IVF has the potential to change healthcare forever, but greed stands in the way
Reproductive technology is one of the fastest growing healthcare sectors in the country. From 2015-2020, the US in vitro fertilization (IVF) market grew from 231k cycles a year to 326k cycles a year, representing a CAGR of 7.13 per cent.
In addition to growing demand, IVF technology is also improving, with the rate of successful pregnancies increasing from ~30 per cent to ~45 per cent over the same period.
While reproductive technology has experienced significant growth in recent years, a 45 per cent success rate at an average price of US$20-25k per cycle means that IVF remains an inaccessible option for most people who wish to conceive.
To tackle part of this problem, many start-ups have created AI solutions to further increase the success rate of IVF while decreasing the number of cycles required for fertilization.
The offerings from these companies mainly revolve around utilizing AI to provide accurate embryo selection, implantation prediction, and end to end clinical workflow software.
In short, these companies allow embryologists to make non-biased, high quality decisions, while saving them from spending precious time in the lab on laborious data entry and manual processes. The appealing new innovations of these companies have drawn in nearly US$100m in funding from top investors.
There is clear excitement and conviction around reproductive technology, and it will be very exciting to see these solutions reach their full potential once they receive FDA approval.
However, while we should be optimistic about these developments, there is an important caveat that could potentially derail the growth of fertility technology.
Although all reproductive practices claim that they want to increase their success rates, there is an intrinsic conflict of interest between fertility clinics’ profit seeking business model and technologies that promote higher success.
Over the past five to ten years, there has been drastic consolidation in the IVF space, primarily driven by the entrance of private equity groups and expansion of large clinic chains.
Looking at data from the ~450 US clinics that report to the CDC, over half are held by only eight chains. When these stakeholders are added into the mix, the end goal almost always turns to profit rather than service. There are three main factors driving this relationship.
First, we can start with whether or not clinics really need to increase their success rate in order to attract more patients. In general, the fertility treatment industry is significantly supply constrained with outsized demand.

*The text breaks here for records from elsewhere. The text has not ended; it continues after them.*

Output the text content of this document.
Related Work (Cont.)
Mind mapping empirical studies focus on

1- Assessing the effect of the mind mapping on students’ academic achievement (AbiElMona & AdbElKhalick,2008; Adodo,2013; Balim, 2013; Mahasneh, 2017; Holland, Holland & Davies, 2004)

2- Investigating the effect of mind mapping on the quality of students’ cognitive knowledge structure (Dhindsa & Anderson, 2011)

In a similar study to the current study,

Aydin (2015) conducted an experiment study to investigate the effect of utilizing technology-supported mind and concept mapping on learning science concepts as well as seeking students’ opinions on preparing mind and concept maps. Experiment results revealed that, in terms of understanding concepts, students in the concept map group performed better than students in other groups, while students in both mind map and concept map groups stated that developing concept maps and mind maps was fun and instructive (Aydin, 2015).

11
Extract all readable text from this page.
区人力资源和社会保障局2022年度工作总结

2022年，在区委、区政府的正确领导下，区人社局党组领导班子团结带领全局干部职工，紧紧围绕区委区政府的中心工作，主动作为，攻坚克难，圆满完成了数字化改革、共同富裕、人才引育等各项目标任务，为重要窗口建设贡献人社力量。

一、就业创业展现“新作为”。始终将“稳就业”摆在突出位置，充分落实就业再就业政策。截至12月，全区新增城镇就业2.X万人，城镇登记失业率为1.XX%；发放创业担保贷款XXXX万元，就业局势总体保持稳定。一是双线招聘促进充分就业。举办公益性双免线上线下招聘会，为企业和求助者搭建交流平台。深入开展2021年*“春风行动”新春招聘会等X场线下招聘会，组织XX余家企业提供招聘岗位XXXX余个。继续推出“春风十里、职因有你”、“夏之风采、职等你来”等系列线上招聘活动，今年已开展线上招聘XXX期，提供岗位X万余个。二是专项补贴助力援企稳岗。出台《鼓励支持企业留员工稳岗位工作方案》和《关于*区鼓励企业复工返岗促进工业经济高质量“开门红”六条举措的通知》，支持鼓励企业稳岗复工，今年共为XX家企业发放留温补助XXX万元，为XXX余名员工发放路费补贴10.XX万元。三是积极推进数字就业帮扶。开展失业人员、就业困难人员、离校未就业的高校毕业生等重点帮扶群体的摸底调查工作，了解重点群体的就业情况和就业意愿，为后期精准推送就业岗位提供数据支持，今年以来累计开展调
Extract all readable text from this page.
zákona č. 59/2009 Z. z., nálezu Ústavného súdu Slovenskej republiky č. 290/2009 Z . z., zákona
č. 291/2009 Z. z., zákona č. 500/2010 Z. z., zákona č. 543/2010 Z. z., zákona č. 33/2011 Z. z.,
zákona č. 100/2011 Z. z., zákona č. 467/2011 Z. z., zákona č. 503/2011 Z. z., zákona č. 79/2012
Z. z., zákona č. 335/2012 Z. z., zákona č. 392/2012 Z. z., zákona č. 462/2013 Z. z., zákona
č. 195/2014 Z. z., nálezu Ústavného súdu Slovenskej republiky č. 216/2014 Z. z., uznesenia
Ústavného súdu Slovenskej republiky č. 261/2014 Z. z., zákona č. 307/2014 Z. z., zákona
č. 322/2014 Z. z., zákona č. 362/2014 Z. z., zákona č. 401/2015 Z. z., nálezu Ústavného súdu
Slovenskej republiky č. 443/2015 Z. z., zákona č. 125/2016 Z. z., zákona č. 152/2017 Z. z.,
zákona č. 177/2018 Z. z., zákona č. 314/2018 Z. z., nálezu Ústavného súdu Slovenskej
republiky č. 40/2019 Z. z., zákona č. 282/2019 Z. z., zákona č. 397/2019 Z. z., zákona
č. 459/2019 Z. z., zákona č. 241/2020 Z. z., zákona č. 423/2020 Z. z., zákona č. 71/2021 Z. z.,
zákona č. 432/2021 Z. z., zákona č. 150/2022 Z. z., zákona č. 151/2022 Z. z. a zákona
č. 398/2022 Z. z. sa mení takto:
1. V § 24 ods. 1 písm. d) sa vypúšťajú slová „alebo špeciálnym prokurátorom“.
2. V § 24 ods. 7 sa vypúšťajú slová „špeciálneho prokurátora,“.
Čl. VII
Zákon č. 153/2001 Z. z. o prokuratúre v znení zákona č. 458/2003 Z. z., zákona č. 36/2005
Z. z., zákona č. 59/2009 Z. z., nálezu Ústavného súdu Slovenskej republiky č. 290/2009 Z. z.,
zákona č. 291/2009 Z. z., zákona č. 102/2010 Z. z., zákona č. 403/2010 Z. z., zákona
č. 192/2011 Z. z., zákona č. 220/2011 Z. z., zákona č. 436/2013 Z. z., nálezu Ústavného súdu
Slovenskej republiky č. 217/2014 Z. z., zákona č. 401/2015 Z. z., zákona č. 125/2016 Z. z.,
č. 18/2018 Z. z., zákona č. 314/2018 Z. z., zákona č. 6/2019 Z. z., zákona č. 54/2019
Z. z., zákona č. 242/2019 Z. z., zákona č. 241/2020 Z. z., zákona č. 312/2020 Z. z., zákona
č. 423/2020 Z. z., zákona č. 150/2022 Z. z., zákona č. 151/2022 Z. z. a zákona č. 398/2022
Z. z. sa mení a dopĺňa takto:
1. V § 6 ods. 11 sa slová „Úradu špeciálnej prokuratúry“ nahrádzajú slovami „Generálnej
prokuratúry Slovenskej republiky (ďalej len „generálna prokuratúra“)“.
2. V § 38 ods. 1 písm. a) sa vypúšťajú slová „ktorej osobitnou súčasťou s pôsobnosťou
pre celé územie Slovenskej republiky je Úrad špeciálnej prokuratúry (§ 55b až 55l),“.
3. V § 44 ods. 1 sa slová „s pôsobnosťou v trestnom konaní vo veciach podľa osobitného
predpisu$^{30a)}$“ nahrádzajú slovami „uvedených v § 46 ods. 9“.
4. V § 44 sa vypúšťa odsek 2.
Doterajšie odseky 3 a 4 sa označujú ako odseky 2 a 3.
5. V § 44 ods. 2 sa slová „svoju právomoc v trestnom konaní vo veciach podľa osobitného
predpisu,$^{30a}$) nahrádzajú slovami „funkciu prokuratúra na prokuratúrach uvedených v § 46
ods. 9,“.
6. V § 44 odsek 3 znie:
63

In the US there are about 450 clinics and 1,700 reproductive endocrinologists to fulfil the demand of 10.85 million females that are infertile in reproductive age. This would equate to roughly 22,000 cycles per clinic, while in reality the average cycle per clinic is only around 700.
While there are more nuances that factor into the demand, such as cost, social acceptance, and other medical conditions, the stark disparity in these numbers makes it fairly obvious that clinics are not compelled to increase their success rate due to the supply constraints of the industry.
Second, we can look at the typical customer acquisition cost for an IVF clinic. The average CAC per cycle ranges between US$1,000-US$3,500, or 5 per cent to 17.5 per cent of revenue per an average cost of a US$20k cycle.
These numbers are significant compressors of profitability, and clinics want to keep the customer acquisition cost low. As a result, retaining an existing patient that has failed their first cycle treatment could be extremely cost efficient.
Finally, we can look at the cost associated with software integration. The average cost to integrate software at a clinic ranges between US$180k-US$370k, compared to an average annual revenue of US$9m. Conservatively, this adds up to around 2 per cent to 4 per cent of revenue.
The question then becomes whether or not this is an additional add on to existing software or this software takes over the complete clinic flow. The latter is clearly more attractive, while the former could be problematic at a profit standpoint.
Given these factors, it is easy to see the potential conflict of interest between profit seeking operating model and technologies providing higher success.
While there are many reasons to be bullish on the tech companies revolutionizing workflow in fertility clinics, prices in the industry will only be reduced if technology is allowed to come in to help. In order to resolve this conflict of interest, clinics and startups must work together to find a solution that benefits all parties.
While it may cost clinics some profits in the short term, finding common ground and embracing this technology has the potential to fundamentally redefine fertility treatment across the globe.